第45話

 人型の炎は意思を持っているかのように、一度大きく燃え上がると、その手を伸ばし、隼人はやとの父に触れようとしたが、彼は大幣おおぬさを振ってその手を払った。そして、更に言葉を唱えると、銅鏡に相手の姿がはっきりと映し出された。それは義則よしのりの知らない男だった。

「あれは、魔獣操士なのか?」

 義則が聞くと、

「それは分からないが、おそらく魔獣は従えていないのだろう。あいつは呪術師だ。この一連の悪事の首謀者か、昨日、捕まえた呪術師のように、金で雇われたのかは本人に聞かなけりゃ分からない。いずれにしても、今は、あいつが瀧川夫妻にかけた呪術を解かなくちゃならない」

 と隼人は答えた。

「もちろん、そうだな」

 義則はそう言って、隼人の父を見つめた。雪兎ゆきとも黙って彼らの動向を見つめていた。勝負の如何いかんによって、雪兎の両親の生死が決まるのだから心中穏やかではない。

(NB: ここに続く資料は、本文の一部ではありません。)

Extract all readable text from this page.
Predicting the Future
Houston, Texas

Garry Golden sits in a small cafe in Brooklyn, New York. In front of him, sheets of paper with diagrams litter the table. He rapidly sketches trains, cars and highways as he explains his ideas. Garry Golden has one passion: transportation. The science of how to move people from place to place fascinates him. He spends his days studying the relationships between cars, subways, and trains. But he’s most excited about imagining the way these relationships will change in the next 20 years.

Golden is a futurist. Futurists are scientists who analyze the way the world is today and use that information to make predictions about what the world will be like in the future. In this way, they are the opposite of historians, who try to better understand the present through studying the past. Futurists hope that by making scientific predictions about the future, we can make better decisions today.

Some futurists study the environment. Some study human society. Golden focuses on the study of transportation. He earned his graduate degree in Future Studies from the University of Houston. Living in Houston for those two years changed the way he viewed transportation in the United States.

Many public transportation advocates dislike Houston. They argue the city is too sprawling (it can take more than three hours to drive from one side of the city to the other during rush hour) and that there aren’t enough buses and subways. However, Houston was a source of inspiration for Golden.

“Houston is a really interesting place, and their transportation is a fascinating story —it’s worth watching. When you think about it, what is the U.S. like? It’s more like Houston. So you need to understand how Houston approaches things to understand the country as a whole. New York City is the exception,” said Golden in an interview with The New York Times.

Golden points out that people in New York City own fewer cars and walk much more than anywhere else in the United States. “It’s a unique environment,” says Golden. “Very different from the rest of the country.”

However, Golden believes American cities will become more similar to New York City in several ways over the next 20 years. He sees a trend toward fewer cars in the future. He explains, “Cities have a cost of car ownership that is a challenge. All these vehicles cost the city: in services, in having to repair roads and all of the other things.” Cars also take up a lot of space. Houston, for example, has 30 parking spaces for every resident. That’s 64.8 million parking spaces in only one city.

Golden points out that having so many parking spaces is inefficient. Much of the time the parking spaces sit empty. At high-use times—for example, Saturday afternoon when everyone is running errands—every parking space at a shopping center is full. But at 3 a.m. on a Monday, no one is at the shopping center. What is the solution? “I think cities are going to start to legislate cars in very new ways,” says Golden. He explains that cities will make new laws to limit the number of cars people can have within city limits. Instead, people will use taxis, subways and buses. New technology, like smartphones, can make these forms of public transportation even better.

 隼人の父の声が大きくなり、炎は更に燃え上がり、彼らの戦いは過激さを増してきたようだ。隼人の父はまだ足の怪我は治っておらず、椅子に腰を掛けていたが、大きく燃え上がる炎に襲われ、椅子ごと倒れかけたところを白猫が支えて元に戻した。その白猫は彼の従える魔獣だ。この戦いが始まってから、初めて姿を現したが、常に白猫はあるじに寄り添い支えていた。魔獣操士と契約魔獣は服従の契約で結ばれてはいるが、お互いに認め合い、信頼し合い、支え合っているのだ。


「お前のお父さん、大丈夫なのか?」

 義則が聞くと、

「今のところは問題ない。親父は相手の力量を測っている。それと同時に、相手に霊力を使わせて、消耗させているんだ。頃合いを見て、相手を呪縛する。だが、相手の力が強ければ簡単にはいかない。というか、逆に親父が呪縛されるだろう」

 と隼人が淡々という。

「え? それは困るだろう? なんで今、加勢しないんだ?」

 義則が心配して言うと、

「俺の出番が来るのは、親父が倒されてからだ。銅鏡を使った戦いは一対一でなければならない。だから、戦いが始まったら、どちらかが倒れるまで加勢は出来ない。これは相手も同じ条件だ」

 と隼人が答えた。

「それじゃあ、お前のお父さんがやられるのを見ているだけなのか?」

「親父がやられると決まっていないだろう? ああ見えても、親父の能力は高い。簡単に負けたりはしない」

 隼人はそう言ったが、相手の能力も高い事は認めていた。相手が並の術者ならば、もう既に呪縛されていただろう。

「仕方ない。お前の犬を貸してくれ」

 隼人はそう言ってから、呪符を一枚だして、

「これは叔父が書いたものだ。匂いを辿って、叔父に会って連れて来て欲しい」

 と呪符を義則に渡した。

「おう。分かった」

 と義則は言ってから、銀色の犬を出して、命令を下した。